December 21, 2014
China's appetite for pig contributes to climate change, magazine report says
Pork consumption in China has increased almost seven times since the late 1970s when the government liberalised agriculture. Today the world's second-largest economy produces and eats nearly 500 million swine annually, or half of the world's pigs, according to a report by The Economist.
In the '70s pig farms as big as 10 hectares were unknown as almost all Chinese pigs came from small-time raisers each with fewer than five animals. Today only 20% come from backyard farms, according to Mindi Schneider of the International Institute of Social Studies in The Hague, the report said. The rest are raised in big state-owned or multinational facilities, with some of them producing as many as 100,000 swine yearly.
The average Chinese now eats 39 kilograms of pork a year, or five times more than in 1979.
Since it is the preferred meat of the Chinese, the country has established the world's first pork reserve, which comprises both the frozen form and the live ones, with the aim of keeping pork reasonably priced. To ensure adequate supply, the government has adopted other pro-pork policies such as grants, tax incentives, cheap loans for farms and free animal immunisation.
The report said the Chinese government subsidised pork production by $22 billion in 2012, or about $47 a pig, in 2012, citing data from Chatham House, a London-based think-tank.
The Chinese demand for pork is so great that meeting it now depends on other countries that have the required land and water that China is short of. While most of the pigs in China are home-grown, Chinese swine, which previously ate household scraps, increasingly rely on imported feed.
According to Ms Schneider, over half of the world's feed crops will soon be eaten by Chinese pigs. In 2010, China imported more than 50% of the total global soy market, the The Economist report said, adding the US Grains Council predicted that by 2022 China will need to import 19 million-32 million tonnes of corn, or a fifth to a third of the world's entire trade in corn today.
The The Economist also reported that in Brazil, more than 25 million hectares of land were being used to cultivate soy with "entire species of plants and trees... being sacrificed to fatten China's pigs."
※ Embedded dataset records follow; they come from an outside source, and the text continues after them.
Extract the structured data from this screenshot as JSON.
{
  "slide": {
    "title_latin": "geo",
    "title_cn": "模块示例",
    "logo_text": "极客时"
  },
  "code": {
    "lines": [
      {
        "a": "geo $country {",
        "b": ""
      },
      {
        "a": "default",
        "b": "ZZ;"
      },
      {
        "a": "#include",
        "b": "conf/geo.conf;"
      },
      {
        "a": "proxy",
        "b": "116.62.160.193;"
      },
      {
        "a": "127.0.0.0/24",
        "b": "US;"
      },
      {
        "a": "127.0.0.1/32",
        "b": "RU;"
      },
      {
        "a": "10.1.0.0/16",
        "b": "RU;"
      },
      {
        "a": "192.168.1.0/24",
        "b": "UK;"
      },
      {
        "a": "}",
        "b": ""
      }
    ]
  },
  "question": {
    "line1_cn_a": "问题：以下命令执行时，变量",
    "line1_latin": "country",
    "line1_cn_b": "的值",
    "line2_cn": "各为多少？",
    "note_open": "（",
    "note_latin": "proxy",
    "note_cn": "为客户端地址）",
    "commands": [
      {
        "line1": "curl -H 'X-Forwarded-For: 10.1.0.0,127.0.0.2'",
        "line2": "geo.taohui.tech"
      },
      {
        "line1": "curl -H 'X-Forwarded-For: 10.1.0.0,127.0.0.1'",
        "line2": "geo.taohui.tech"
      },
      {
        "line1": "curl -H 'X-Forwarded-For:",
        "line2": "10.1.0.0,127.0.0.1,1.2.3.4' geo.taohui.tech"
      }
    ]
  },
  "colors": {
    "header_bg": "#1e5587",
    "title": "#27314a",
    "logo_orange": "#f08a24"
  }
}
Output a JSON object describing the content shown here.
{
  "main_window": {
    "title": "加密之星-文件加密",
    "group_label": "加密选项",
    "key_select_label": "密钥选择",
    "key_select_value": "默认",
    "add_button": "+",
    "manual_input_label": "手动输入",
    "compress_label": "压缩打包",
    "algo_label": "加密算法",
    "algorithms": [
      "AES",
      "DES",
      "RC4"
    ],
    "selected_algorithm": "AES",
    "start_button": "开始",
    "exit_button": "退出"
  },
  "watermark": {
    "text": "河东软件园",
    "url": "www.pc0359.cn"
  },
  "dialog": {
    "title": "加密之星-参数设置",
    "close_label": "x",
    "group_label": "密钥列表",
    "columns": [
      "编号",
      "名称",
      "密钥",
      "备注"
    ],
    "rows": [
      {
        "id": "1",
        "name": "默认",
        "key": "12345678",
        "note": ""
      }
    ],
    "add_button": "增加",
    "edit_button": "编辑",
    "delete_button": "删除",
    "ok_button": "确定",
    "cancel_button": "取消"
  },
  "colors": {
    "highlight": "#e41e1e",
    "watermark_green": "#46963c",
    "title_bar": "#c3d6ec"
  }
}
"Argentina has chopped down thousands of hectares of forest and shifted its traditional cattle-breeding to remote areas to make way for soyabeans. Since 1990 the Argentine acreage given over to that crop has quadrupled: the country exports almost all of its whole soyabeans--around 8m tonnes--to China. In some areas farmers harvest two or three crops a year, using herbicides that have been linked to birth defects and increased cancer rates", the magazine report said.
As these imports have made China more exposed to global commodity prices, it has bought land in other countries, some of which is used to grow feed crops or to raise pigs that are sold onto the domestic market at preferential prices, according to the report. The Canadian think-tank International Institute for Sustainable Development calculates that China has bought 5 million hectares in developing countries. The The Economist said that when China's largest pork producer, Shuanghui, bought American firm Smithfield Foods last year, it acquired huge areas of Missouri and Texas.
Besides feeding the pigs, The Economist cited other farmers' concerns including disease. The report said farmers routinely add small doses of antibiotics to their feed, a practice associated with the emergence of "superbug" bacteria in animals and humans that are resistant to most antibiotics. In 2009 pigs exported from China to Hong Kong were discovered to harbour such bug.
Another concern is the billions of tonnes of waste China's livestock produce each year, which pollute the country's water and soil, according to the Ministry of Agriculture. "The 16,000 dead pigs that were dumped in the tributaries of the Huangpu river, a source of Shanghai's tap-water, after a virus outbreak in 2013, were a lurid indicator of a seeping national problem", the The Economist report said.
Porcine waste also contributes to emissions of methane and nitrous oxide, a greenhouse gas that is 300 times more potent than carbon dioxide, according to the report, adding Chinese pigs contribute to global warming more directly.
The report said that greenhouse-gas emissions from Chinese agriculture increased by 35% during the period 1994-2005, leading a few people in China to "question the benefits of eating more and more pork".